Breed standards cover the externally observable qualities of the animal such as appearance, movement, and temperament. The exact format of the breed standard varies, as breed standards are not scientific documents and change as the needs of the members of the organization which authors them change. In general, a breed standard may include history of the breed, a narrative description of the breed, and details of the ideal externally observable structure and behavior for the breed. Certain deviations from the standard are considered faults. A large degree of deviation from the breed standard, an excess of faults, or certain defined major faults, may indicate that the animal should not be bred, although its fitness for other uses may not be impeded by the faults. An animal that closely matches (conforms to) the breed standard for its species and breed is said to have good conformation.
In the American Poultry Association breed standards for poultry, for example, ducks and geese are divided by weight, and chicken breeds are divided by size. Chickens are also divided into egg laying, meat, and ornamental varieties.  In cattle, breed standards allow for comparisons and the selection of the best breeds to raise. 
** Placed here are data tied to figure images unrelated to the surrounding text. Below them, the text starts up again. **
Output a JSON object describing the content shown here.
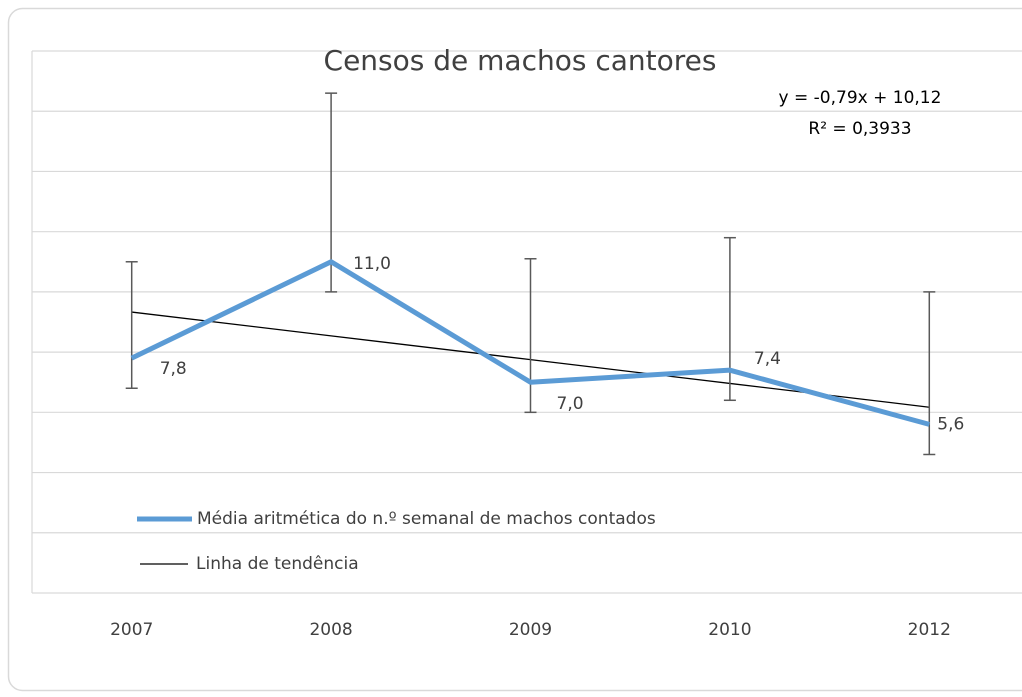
{
  "chart_data": {
    "type": "line",
    "title": "Censos de machos cantores",
    "categories": [
      "2007",
      "2008",
      "2009",
      "2010",
      "2012"
    ],
    "series": [
      {
        "name": "Média aritmética do n.º semanal de machos contados",
        "color": "#5b9bd5",
        "values": [
          7.8,
          11.0,
          7.0,
          7.4,
          5.6
        ],
        "value_labels": [
          "7,8",
          "11,0",
          "7,0",
          "7,4",
          "5,6"
        ],
        "error_plus": [
          3.2,
          5.6,
          4.1,
          4.4,
          4.4
        ],
        "error_minus": [
          1.0,
          1.0,
          1.0,
          1.0,
          1.0
        ]
      },
      {
        "name": "Linha de tendência",
        "color": "#000000",
        "values": [
          9.33,
          8.54,
          7.75,
          6.96,
          6.17
        ]
      }
    ],
    "annotations": [
      "y = -0,79x + 10,12",
      "R² = 0,3933"
    ],
    "ylim": [
      0,
      18
    ],
    "yticks": [
      0,
      2,
      4,
      6,
      8,
      10,
      12,
      14,
      16,
      18
    ],
    "grid": true
  }
}
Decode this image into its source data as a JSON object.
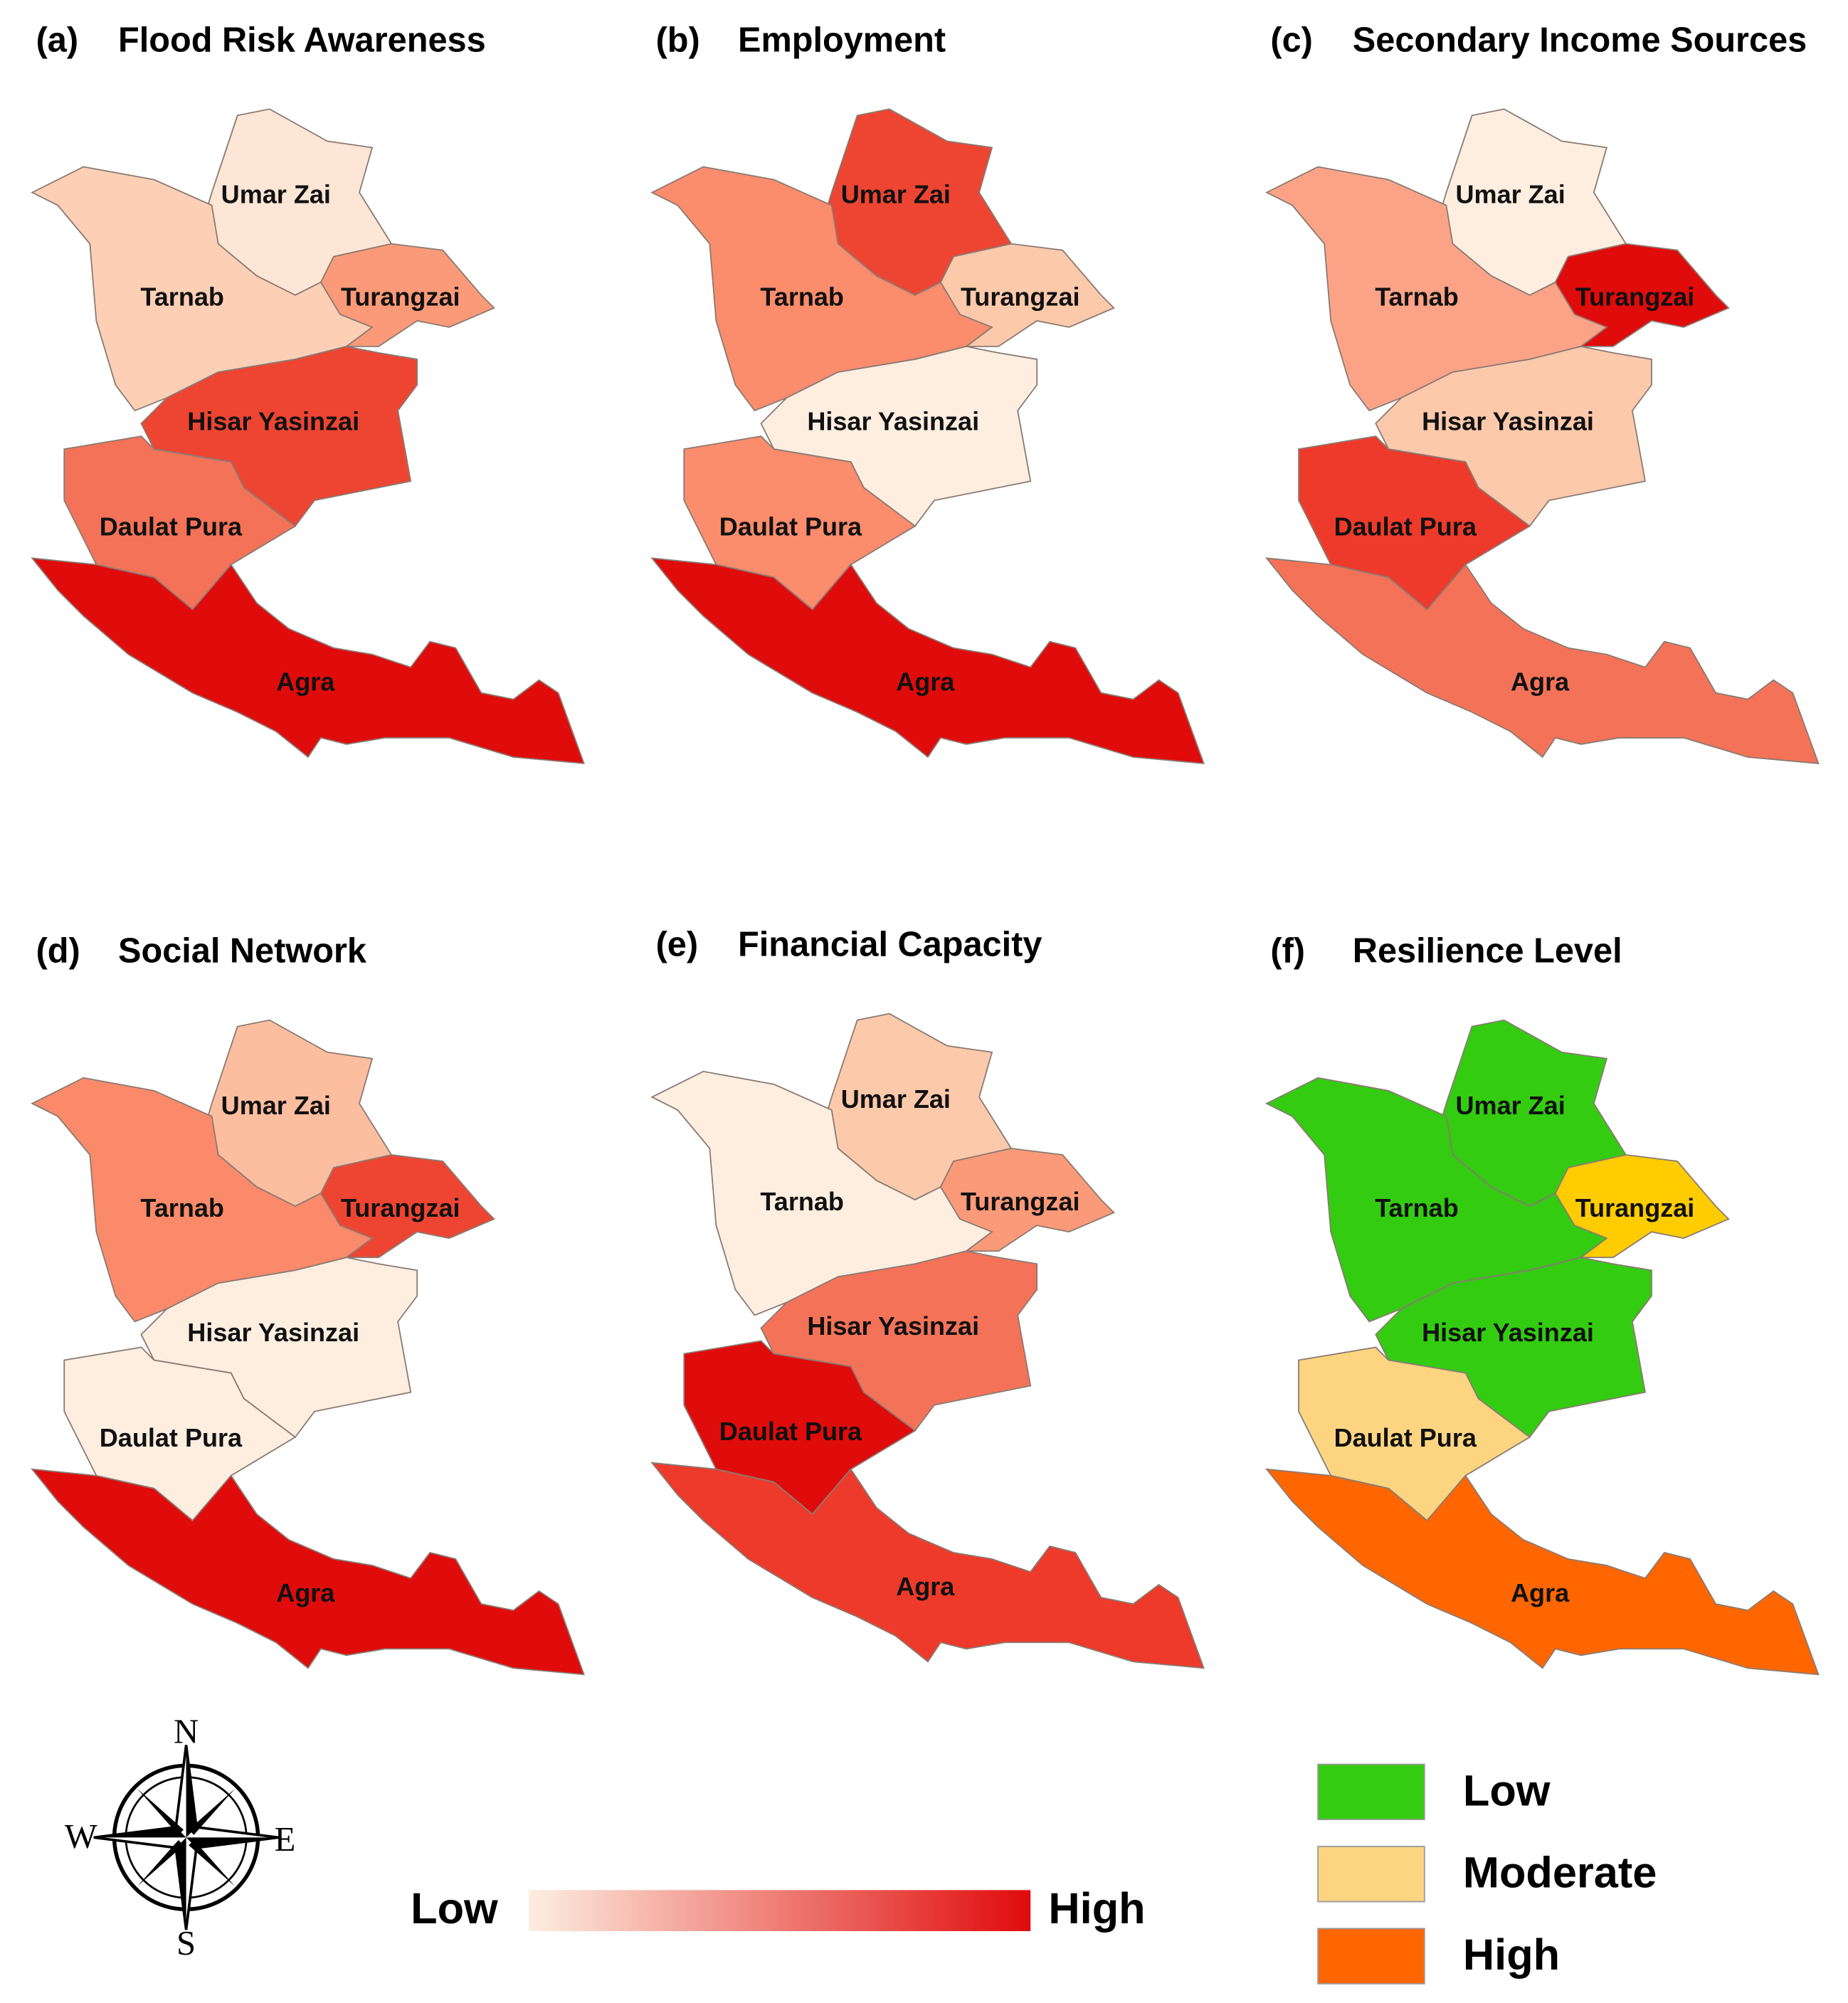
{
  "regions": [
    "Umar Zai",
    "Tarnab",
    "Turangzai",
    "Hisar Yasinzai",
    "Daulat Pura",
    "Agra"
  ],
  "panels": [
    {
      "label": "(a)",
      "title": "Flood Risk Awareness",
      "fills": [
        "#fde6d6",
        "#fdd0b6",
        "#fb9a78",
        "#ee4533",
        "#f47358",
        "#e00b0b"
      ]
    },
    {
      "label": "(b)",
      "title": "Employment",
      "fills": [
        "#ee4533",
        "#fb8c6c",
        "#fdc9ab",
        "#fdeee0",
        "#fb8c6c",
        "#e00b0b"
      ]
    },
    {
      "label": "(c)",
      "title": "Secondary Income Sources",
      "fills": [
        "#fdeee0",
        "#fca387",
        "#e00b0b",
        "#fdc9ab",
        "#ee3a2a",
        "#f47358"
      ]
    },
    {
      "label": "(d)",
      "title": "Social Network",
      "fills": [
        "#fdbea0",
        "#fa8a6a",
        "#ee4533",
        "#fdeee0",
        "#fdeee0",
        "#e00b0b"
      ]
    },
    {
      "label": "(e)",
      "title": "Financial Capacity",
      "fills": [
        "#fdc9ab",
        "#fdeee0",
        "#fb9a78",
        "#f47358",
        "#e00b0b",
        "#ee3a2a"
      ]
    },
    {
      "label": "(f)",
      "title": "Resilience Level",
      "fills": [
        "#33cc11",
        "#33cc11",
        "#ffcc00",
        "#33cc11",
        "#fdd581",
        "#ff6600"
      ]
    }
  ],
  "compass": {
    "north": "N",
    "east": "E",
    "south": "S",
    "west": "W"
  },
  "scale_legend": {
    "low": "Low",
    "high": "High",
    "colors": [
      "#fdeee0",
      "#e00b0b"
    ]
  },
  "class_legend": [
    {
      "name": "Low",
      "color": "#33cc11"
    },
    {
      "name": "Moderate",
      "color": "#fdd581"
    },
    {
      "name": "High",
      "color": "#ff6600"
    }
  ]
}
Some species have international governing bodies that attempt to regulate the terminology and format of breed standards internationally, but, even where such international agreement exists, not all associations for that species necessarily belong to the international governing body. The Federation Cynologique Internationale regulates breed standards for dogs internationally, but the largest dog registry, the American Kennel Club, does not belong to the international body and uses its own breed standard format.